Besides the crushing heaviness of the guitar sound (expertly generated by Markus Pohl and Constantine) and the glorious lack of any keyboard touches whatsoever, Liapakis enhances the band's dominating sound by delivering the lyrics in a fashion similar to that of Bruce Dickinson and Dio. His delivery is strong, emotive, a bit gravelly, and devoid of any of the high-flying vocal acrobatics commonly associated with power metal singers. Liapakis delves into territory quite opposite of the falsetto, in fact, by adding a bit of a thrashy snarl during tracks such as "Die Now" and "Damned Tonight".
Ravenlord actually teeters on the edge between power metal and thrash.
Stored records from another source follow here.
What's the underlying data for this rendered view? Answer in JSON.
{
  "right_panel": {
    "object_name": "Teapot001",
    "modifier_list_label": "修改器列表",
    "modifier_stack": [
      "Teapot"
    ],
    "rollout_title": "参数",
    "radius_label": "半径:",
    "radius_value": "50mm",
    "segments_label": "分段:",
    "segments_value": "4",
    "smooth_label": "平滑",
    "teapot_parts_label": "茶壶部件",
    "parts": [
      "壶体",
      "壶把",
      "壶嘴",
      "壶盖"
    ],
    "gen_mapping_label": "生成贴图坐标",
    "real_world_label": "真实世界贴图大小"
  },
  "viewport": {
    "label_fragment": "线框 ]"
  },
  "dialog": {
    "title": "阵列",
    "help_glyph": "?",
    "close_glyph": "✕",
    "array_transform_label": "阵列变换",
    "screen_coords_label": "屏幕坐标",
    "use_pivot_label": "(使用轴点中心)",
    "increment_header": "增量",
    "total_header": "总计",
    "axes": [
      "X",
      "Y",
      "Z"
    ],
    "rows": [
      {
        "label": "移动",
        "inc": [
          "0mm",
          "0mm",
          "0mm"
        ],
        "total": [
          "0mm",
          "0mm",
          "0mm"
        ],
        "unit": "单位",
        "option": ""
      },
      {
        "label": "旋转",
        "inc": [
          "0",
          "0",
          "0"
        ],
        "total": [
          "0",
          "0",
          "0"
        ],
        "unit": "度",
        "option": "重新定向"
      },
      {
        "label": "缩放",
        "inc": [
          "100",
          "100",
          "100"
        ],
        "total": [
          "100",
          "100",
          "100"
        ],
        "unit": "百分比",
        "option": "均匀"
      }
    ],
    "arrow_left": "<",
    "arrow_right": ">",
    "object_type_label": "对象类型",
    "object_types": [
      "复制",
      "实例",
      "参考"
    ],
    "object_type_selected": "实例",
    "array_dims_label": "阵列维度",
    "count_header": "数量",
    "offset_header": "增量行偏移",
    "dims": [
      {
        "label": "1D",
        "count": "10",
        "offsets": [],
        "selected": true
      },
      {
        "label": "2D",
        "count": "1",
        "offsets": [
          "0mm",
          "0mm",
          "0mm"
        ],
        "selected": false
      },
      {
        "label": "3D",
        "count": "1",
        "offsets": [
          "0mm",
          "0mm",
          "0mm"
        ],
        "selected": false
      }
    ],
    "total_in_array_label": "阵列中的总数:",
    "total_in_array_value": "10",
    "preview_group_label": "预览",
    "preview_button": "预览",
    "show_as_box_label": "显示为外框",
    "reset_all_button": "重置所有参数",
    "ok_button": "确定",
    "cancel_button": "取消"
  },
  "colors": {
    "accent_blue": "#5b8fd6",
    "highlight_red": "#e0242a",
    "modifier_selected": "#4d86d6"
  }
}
The songs that lean more to the dark power metal style are the album's strongest, though. The title track, with its infectious, crushing riffs and deliberate mid-tempo pace is a highlight, as is "Hollow". The latter track is dominated by a tasty old-school riff and plenty of Zakk Wylde guitar flair, which shows up now and again throughout the album but nowhere more so than on the cover of Ozzy's "Miracle Man". That track, which rounds out Ravenlord, is a bit more uptempo than the 1988 original but remains true to Wylde's distinctive style. Although the pace of the album quickens on the thrashier tunes like "Damned Tonight" and "Endless Fire", there's little else about them to make Mystic Prophecy stand out from other modern thrash outfits.